"Eravamo stufi di creare e non segnare...". E il Mirafiori di De Vincenzo ne segna 10 al Cambiano!

MIRAFIORI, 10 E LODE!

13 novembre 2016 - di Michele Rizzitano

 

MIRAFIORI-CAMBIANO 10-2 - Prima girone E (classifica)

Reti: 3 Luisi, 3 Borgoni, 2 Pietraniello, 1 Davide Cesarò, 1 Marino.

 

Dieci a due. Sì, dieci gol. Nei prossimi giorni cercheremo un precedente statistico, ma è già sicuro che in nessuno dei gironi seguiti da Sportovest è mai successo quest'anno qualcosa di simile: Mirafiori-Cambiano 10-2 in Prima girone E. Roba da pazzi. Anzi, roba da Mirafiori, che aveva già vinto 9-0 in Coppa Piemonte contro il Vianney (prossimo avversario in campionato!).

 

Mister De Vincenzo, come nasce un successo così roboante? "Eravamo stufi di creare un sacco di occasioni da gol ogni partita e di demoralizzarci per gli errori sottoporta...I ragazzi sono entrati in campo con una rabbia e una cattiveria agonistica uniche. Poi ho recuperato giocatori come Cerrato, Luisi e Gallo, lo stesso rientro di Cerrato mi ha permesso di spostare Cesarò sull'esterno. Siamo tornati al 4-4-2".

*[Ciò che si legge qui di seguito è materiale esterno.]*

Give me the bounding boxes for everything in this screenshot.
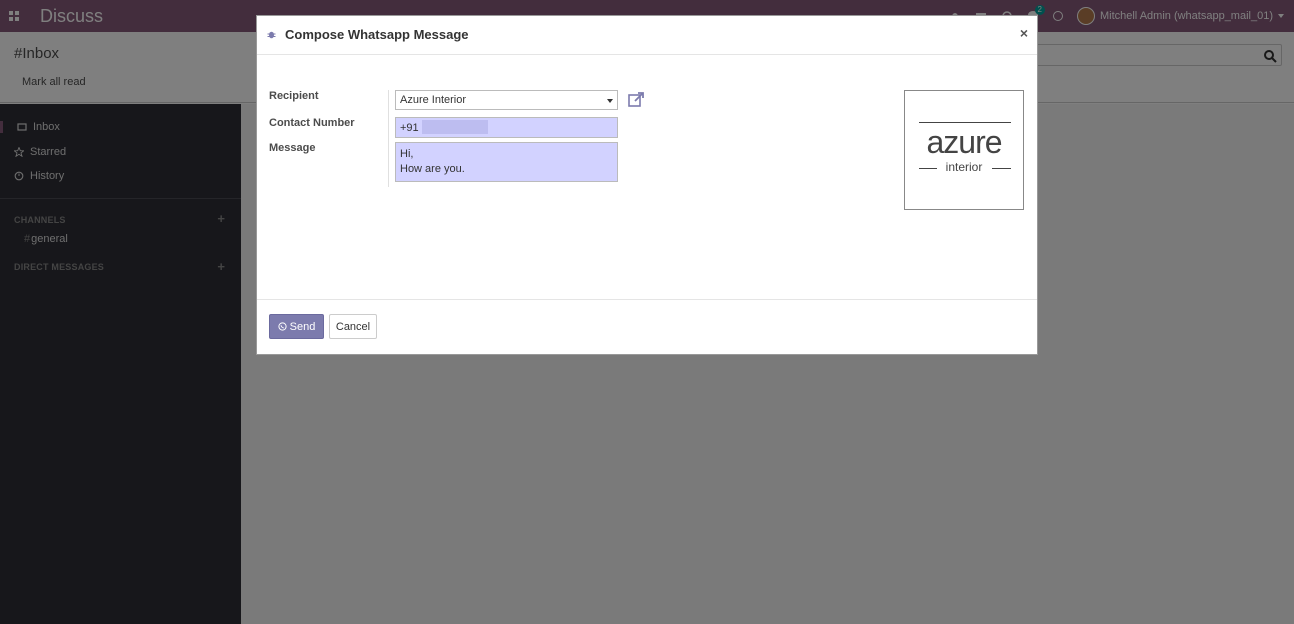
modal-header: Compose Whatsapp Message ×: [257, 16, 1037, 55]
cancel-button-label: Cancel: [335, 320, 371, 333]
compose-whatsapp-dialog: Compose Whatsapp Message × Recipient Con…: [256, 15, 1038, 355]
modal-footer-divider: [257, 299, 1037, 300]
send-button[interactable]: Send: [269, 314, 324, 339]
phone-prefix: +91: [400, 122, 419, 134]
recipient-value: Azure Interior: [400, 94, 467, 106]
modal-title: Compose Whatsapp Message: [285, 27, 469, 42]
form-divider: [388, 90, 389, 187]
bug-icon: [267, 31, 276, 39]
cancel-button[interactable]: Cancel: [329, 314, 377, 339]
close-icon[interactable]: ×: [1020, 25, 1028, 41]
message-textarea[interactable]: Hi, How are you.: [395, 142, 618, 182]
recipient-select[interactable]: Azure Interior: [395, 90, 618, 110]
contact-number-field[interactable]: +91: [395, 117, 618, 138]
contact-number-label: Contact Number: [269, 117, 355, 129]
redacted-phone-number: [421, 119, 488, 134]
partner-logo: azure interior: [904, 90, 1024, 210]
logo-top-rule: [919, 122, 1011, 123]
whatsapp-icon: [278, 322, 287, 331]
logo-right-rule: [992, 168, 1011, 169]
logo-main-text: azure: [926, 124, 1002, 160]
logo-sub-text: interior: [945, 160, 983, 174]
chevron-down-icon: [607, 99, 613, 103]
send-button-label: Send: [289, 320, 316, 333]
message-label: Message: [269, 142, 316, 154]
recipient-label: Recipient: [269, 90, 319, 102]
external-link-icon[interactable]: [627, 91, 645, 109]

E pensare che dopo un minuto e mezzo eravate sotto: "Davvero...Però abbiamo continuato a spingere sempre, senza sosta, facendo sempre la partita e dimostrando di avere una fame di gol e di punti enorme. Questo è lo spirito che voglio sempre vedere in campo. Abbiamo fatto grandi passi avanti sotto al profilo realizzativo e oltre ai 10 gol abbiamo creato anche qualcosa in più. C'è da dire che quando finisce 10-2 a te gira tutto bene e all'avversario tutto storto. Io comunque ho visto la cattiveria giusta ed è un ottimo segnale per la prossima gara in casa del Vianney. Sarà una partita diversa dal 9-0 in Coppa, ne sono sicuro".

 

Riavvolgiamo il nastro sul personaggio-De Vincenzo: 22 anni in panchina, grandi soddisfazioni coi giovani. Un mister a cui piacciono le sfide, come questa voglia di risalita del Mirafiori.

Ha iniziato a Pinerolo nel Chisone con gli Esordienti a 25 anni. Poi 8 anni di Airaschese, dai Pulcini al duetto Allievi-Prima squadra, dove arriva una salvezza incredibile. De Vincenzo passa poi al Pinerolo, un grande triennio col presidente Trucco alla guida della Juniores, che vince anche Coppa di Lega e i Regionali dopo un testa a testa col Chisola. Poi Cavour (due anni ancora con Trucco, due salvezze) e triennio alla Piscinese ("Un periodo bellissimo", dice il mister). Con tanti giovani arrivano 40 e 45 punti e dopo il settimo e sesto posto la società sbarca via playoffs in Eccellenza, salvo poi rifiutare il salto di categoria.

Altra sfida, altra corsa: il Don Bosco Nichelino. De Vincenzo arriva a dicembre e macina 27 punti dopo i 7 coi quali aveva preso la squadra: doppio playout contro Favari (2-3) e Briga (2-0) terminati a giugno con 42 gradi a causa dei cambiamenti nelle retrocessioni dalla serie D. "Un miracolo sportivo".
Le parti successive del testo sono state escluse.